Bidirectional approach of Punica granatum natural compounds: reduction in lung cancer and SARS-CoV-2 propagation.

Abstract

The spreading of COVID-19 has posed a risk to global health, especially for lung cancer patients. An investigation is needed to overcome the challenges of COVID-19 pathophysiology and lung cancer disease. This study was designed to evaluate the phytoconstituents in Punica granatum peel (PGP), its anti-lung cancer activity, and in silico evaluation for antiviral potential. GC-MS technique was used to detect the phytoconstituents. Cytotoxicity was analyzed using MTT dye, followed by apoptosis, ROS generation, and cell cycle phase detection in human lung cancer cells (A549). The glide module of Maestro software was used to investigate the molecular-docking interaction of the constituents against main protease (Mpro) and papain-like protease (PLpro) of SARS-CoV-2. GROMACS 2023.2 was utilized to evaluate the complex stability. A total of nineteen phytocomponents were detected in the PGP extract through GC-MS analysis.
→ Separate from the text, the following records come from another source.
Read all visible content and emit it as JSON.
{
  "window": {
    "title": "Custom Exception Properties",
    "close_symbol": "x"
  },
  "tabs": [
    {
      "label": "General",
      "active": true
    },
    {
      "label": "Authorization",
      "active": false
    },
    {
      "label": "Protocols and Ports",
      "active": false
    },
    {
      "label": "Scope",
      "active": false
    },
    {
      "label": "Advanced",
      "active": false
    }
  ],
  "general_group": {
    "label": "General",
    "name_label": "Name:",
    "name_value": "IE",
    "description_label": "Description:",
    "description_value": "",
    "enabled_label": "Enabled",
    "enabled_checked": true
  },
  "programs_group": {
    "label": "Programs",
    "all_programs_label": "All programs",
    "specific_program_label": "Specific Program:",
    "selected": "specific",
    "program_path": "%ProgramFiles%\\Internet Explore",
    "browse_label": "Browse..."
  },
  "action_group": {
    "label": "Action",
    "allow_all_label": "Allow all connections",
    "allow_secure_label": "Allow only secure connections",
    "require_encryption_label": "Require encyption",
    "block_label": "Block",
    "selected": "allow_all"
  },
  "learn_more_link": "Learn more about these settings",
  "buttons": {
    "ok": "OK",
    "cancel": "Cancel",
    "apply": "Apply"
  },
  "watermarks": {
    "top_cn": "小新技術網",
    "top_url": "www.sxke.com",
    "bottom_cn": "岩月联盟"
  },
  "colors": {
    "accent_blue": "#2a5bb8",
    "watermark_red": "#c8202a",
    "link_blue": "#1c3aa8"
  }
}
PGP has shown a potential to reduce lung cancer cell proliferation while evading normal cell death. PGP induced apoptosis by arresting cells in the G0/G1 phase and generating ROS. A total of six and eight phytocomponents had a high affinity for PLpro and Mpro proteins, respectively. The top docked complex, ethyl 5-oxo-2-pyrrolidinecarboxylate, with PLpro and Mpro proteins, showed likely stable interaction throughout 100 ns simulation. This finding raises the possibility of top-eight hits (docking score ≥ -1.0 kcal/mol) preventing SARS-CoV-2 severity. The phytoconstituents exhibited orally active drugs with no more than one violation and drug-likeness activity. The PGP phytoconstituents are suggested to be dual agents for lung cancer and SARS-CoV-2 pathogenesis.